How to define `__str__` for `dataclass` that omits default values?

Question:

Given a dataclass instance, I would like print() or str() to only list the non-default field values. This is useful when the dataclass has many fields and only a few are changed.

@dataclasses.dataclass
class X:
  a: int = 1
  b: bool = False
  c: float = 2.0

x = X(b=True)
print(x)  # Desired output: X(b=True)
Asked By: Hugues

||

Answers:

The solution is to add a custom __str__() function:

@dataclasses.dataclass
class X:
  a: int = 1
  b: bool = False
  c: float = 2.0

  def __str__(self):
    """Returns a string containing only the non-default field values."""
    s = ', '.join(f'{field.name}={getattr(self, field.name)!r}'
                  for field in dataclasses.fields(self)
                  if getattr(self, field.name) != field.default)
    return f'{type(self).__name__}({s})'

x = X(b=True)
print(x)        # X(b=True)
print(str(x))   # X(b=True)
print(repr(x))  # X(a=1, b=True, c=2.0)
print(f'{x}, {x!s}, {x!r}')  # X(b=True), X(b=True), X(a=1, b=True, c=2.0)

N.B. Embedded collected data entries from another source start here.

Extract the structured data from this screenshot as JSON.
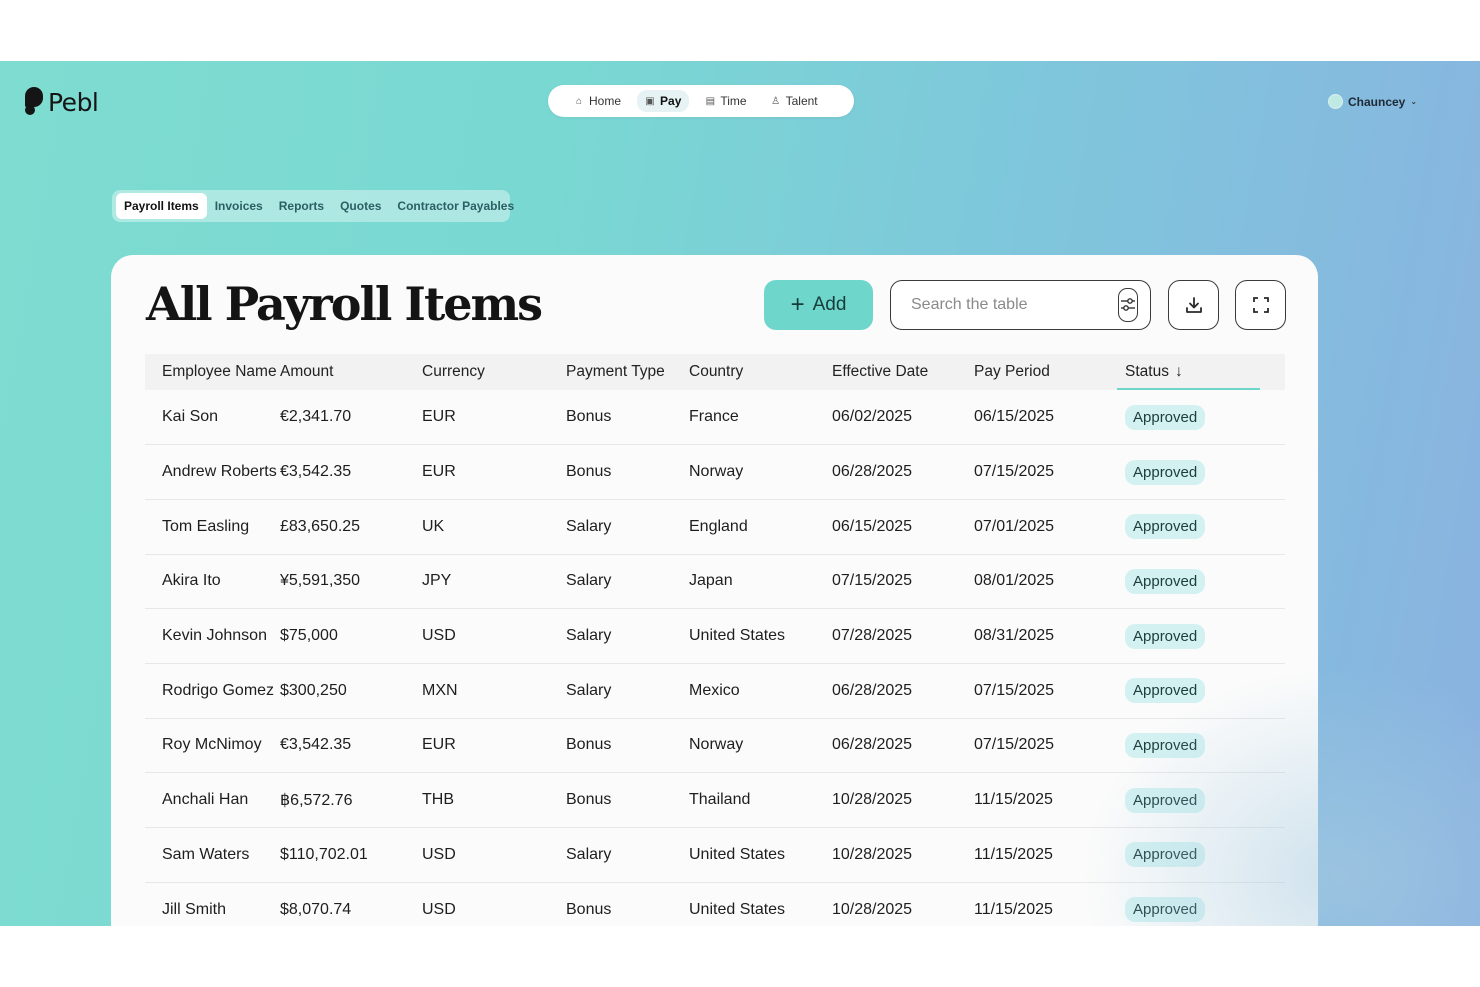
{
  "brand": {
    "name": "Pebl"
  },
  "topnav": {
    "items": [
      {
        "label": "Home",
        "icon": "home-icon"
      },
      {
        "label": "Pay",
        "icon": "wallet-icon",
        "active": true
      },
      {
        "label": "Time",
        "icon": "calendar-icon"
      },
      {
        "label": "Talent",
        "icon": "person-icon"
      }
    ]
  },
  "user": {
    "name": "Chauncey"
  },
  "subtabs": [
    {
      "label": "Payroll Items",
      "active": true
    },
    {
      "label": "Invoices"
    },
    {
      "label": "Reports"
    },
    {
      "label": "Quotes"
    },
    {
      "label": "Contractor Payables"
    }
  ],
  "main": {
    "title": "All Payroll Items",
    "add_label": "Add",
    "search_placeholder": "Search the table"
  },
  "table": {
    "columns": [
      "Employee Name",
      "Amount",
      "Currency",
      "Payment Type",
      "Country",
      "Effective Date",
      "Pay Period",
      "Status"
    ],
    "sorted_by": "Status",
    "rows": [
      {
        "name": "Kai Son",
        "amount": "€2,341.70",
        "currency": "EUR",
        "type": "Bonus",
        "country": "France",
        "effective": "06/02/2025",
        "period": "06/15/2025",
        "status": "Approved"
      },
      {
        "name": "Andrew Roberts",
        "amount": "€3,542.35",
        "currency": "EUR",
        "type": "Bonus",
        "country": "Norway",
        "effective": "06/28/2025",
        "period": "07/15/2025",
        "status": "Approved"
      },
      {
        "name": "Tom Easling",
        "amount": "£83,650.25",
        "currency": "UK",
        "type": "Salary",
        "country": "England",
        "effective": "06/15/2025",
        "period": "07/01/2025",
        "status": "Approved"
      },
      {
        "name": "Akira Ito",
        "amount": "¥5,591,350",
        "currency": "JPY",
        "type": "Salary",
        "country": "Japan",
        "effective": "07/15/2025",
        "period": "08/01/2025",
        "status": "Approved"
      },
      {
        "name": "Kevin Johnson",
        "amount": "$75,000",
        "currency": "USD",
        "type": "Salary",
        "country": "United States",
        "effective": "07/28/2025",
        "period": "08/31/2025",
        "status": "Approved"
      },
      {
        "name": "Rodrigo Gomez",
        "amount": "$300,250",
        "currency": "MXN",
        "type": "Salary",
        "country": "Mexico",
        "effective": "06/28/2025",
        "period": "07/15/2025",
        "status": "Approved"
      },
      {
        "name": "Roy McNimoy",
        "amount": "€3,542.35",
        "currency": "EUR",
        "type": "Bonus",
        "country": "Norway",
        "effective": "06/28/2025",
        "period": "07/15/2025",
        "status": "Approved"
      },
      {
        "name": "Anchali Han",
        "amount": "฿6,572.76",
        "currency": "THB",
        "type": "Bonus",
        "country": "Thailand",
        "effective": "10/28/2025",
        "period": "11/15/2025",
        "status": "Approved"
      },
      {
        "name": "Sam Waters",
        "amount": "$110,702.01",
        "currency": "USD",
        "type": "Salary",
        "country": "United States",
        "effective": "10/28/2025",
        "period": "11/15/2025",
        "status": "Approved"
      },
      {
        "name": "Jill Smith",
        "amount": "$8,070.74",
        "currency": "USD",
        "type": "Bonus",
        "country": "United States",
        "effective": "10/28/2025",
        "period": "11/15/2025",
        "status": "Approved"
      }
    ]
  },
  "colors": {
    "accent": "#6fd6cc",
    "badge_bg": "#d3f1f1",
    "gradient_start": "#7edcd1",
    "gradient_end": "#8ab2e0"
  }
}
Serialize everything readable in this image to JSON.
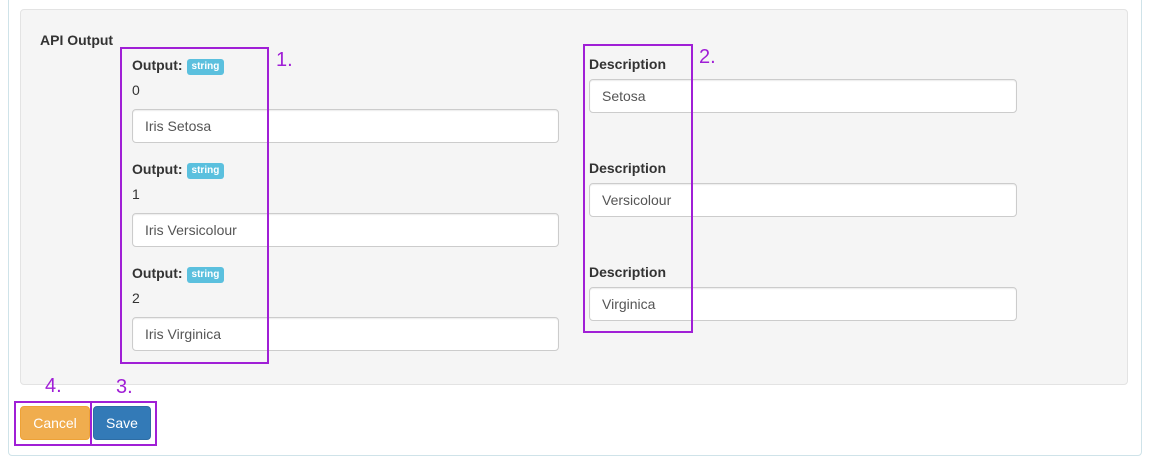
{
  "section_title": "API Output",
  "outputs": [
    {
      "label": "Output:",
      "badge": "string",
      "index": "0",
      "value": "Iris Setosa"
    },
    {
      "label": "Output:",
      "badge": "string",
      "index": "1",
      "value": "Iris Versicolour"
    },
    {
      "label": "Output:",
      "badge": "string",
      "index": "2",
      "value": "Iris Virginica"
    }
  ],
  "descriptions": [
    {
      "label": "Description",
      "value": "Setosa"
    },
    {
      "label": "Description",
      "value": "Versicolour"
    },
    {
      "label": "Description",
      "value": "Virginica"
    }
  ],
  "buttons": {
    "cancel": "Cancel",
    "save": "Save"
  },
  "annotations": [
    "1.",
    "2.",
    "3.",
    "4."
  ],
  "colors": {
    "annotation": "#a01fd6",
    "badge": "#5bc0de",
    "cancel": "#f0ad4e",
    "save": "#337ab7"
  }
}
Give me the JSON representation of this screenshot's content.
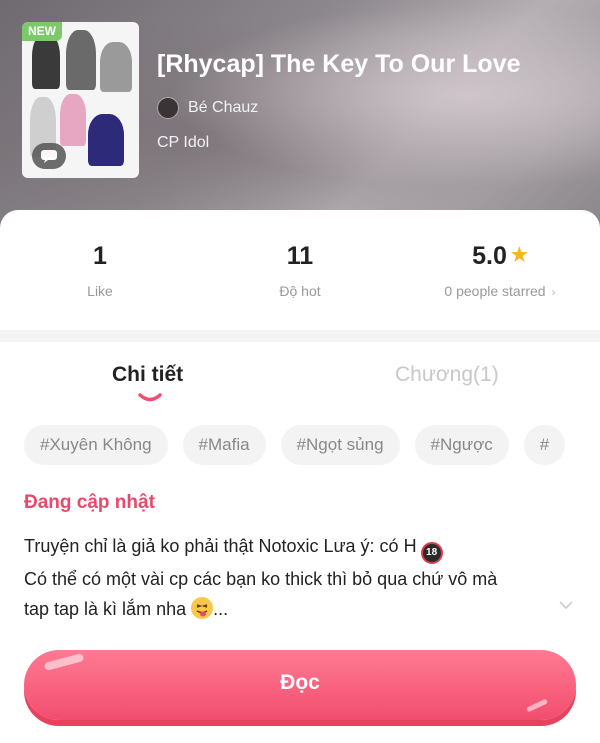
{
  "story": {
    "badge": "NEW",
    "title": "[Rhycap] The Key To Our Love",
    "author": "Bé Chauz",
    "category": "CP Idol"
  },
  "stats": {
    "likes": {
      "value": "1",
      "label": "Like"
    },
    "hot": {
      "value": "11",
      "label": "Độ hot"
    },
    "rating": {
      "value": "5.0",
      "label": "0 people starred"
    }
  },
  "tabs": [
    {
      "label": "Chi tiết",
      "active": true
    },
    {
      "label": "Chương(1)",
      "active": false
    }
  ],
  "tags": [
    "#Xuyên Không",
    "#Mafia",
    "#Ngọt sủng",
    "#Ngược",
    "#"
  ],
  "status": "Đang cập nhật",
  "description": {
    "line1": "Truyện chỉ là giả ko phải thật  Notoxic Lưa ý: có H",
    "line2": "Có thể có một vài cp các bạn ko thick thì bỏ qua chứ vô mà",
    "line3": "tap tap là kì lắm nha",
    "ellipsis": "...",
    "badge_18": "18"
  },
  "read_button": "Đọc",
  "colors": {
    "accent": "#f24e6f",
    "status": "#e84a6e",
    "star": "#f5b719",
    "new_badge": "#7dc86a"
  }
}
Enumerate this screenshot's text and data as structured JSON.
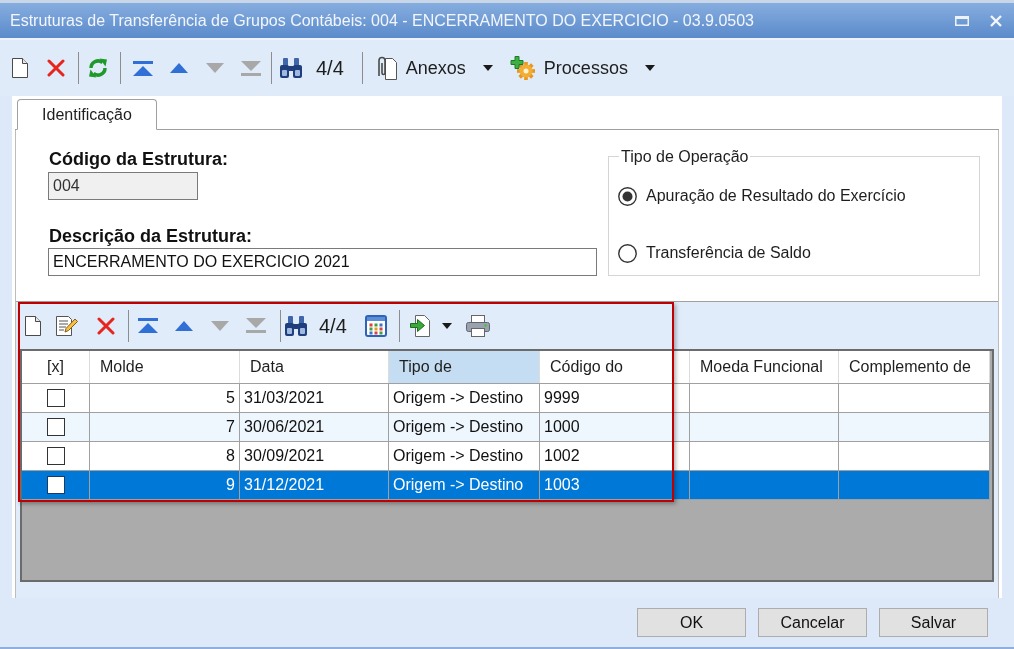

This can also be achieved using a decorator:

def terse_str(cls):  # Decorator for class.
  def __str__(self):
    """Returns a string containing only the non-default field values."""
    s = ', '.join(f'{field.name}={getattr(self, field.name)}'
                  for field in dataclasses.fields(self)
                  if getattr(self, field.name) != field.default)
    return f'{type(self).__name__}({s})'

  setattr(cls, '__str__', __str__)
  return cls

@dataclasses.dataclass
@terse_str
class X:
  a: int = 1
  b: bool = False
  c: float = 2.0
Answered By: Hugues

One improvement I would suggest is to compute the result from dataclasses.fields and then cache the default values from the result. This will help performance because currently dataclasses evaluates the fields each time it is invoked.

Here’s a simple example using a metaclass approach.

Note that I’ve also modified it slightly so it handles mutable-type fields that define a default_factory for instance.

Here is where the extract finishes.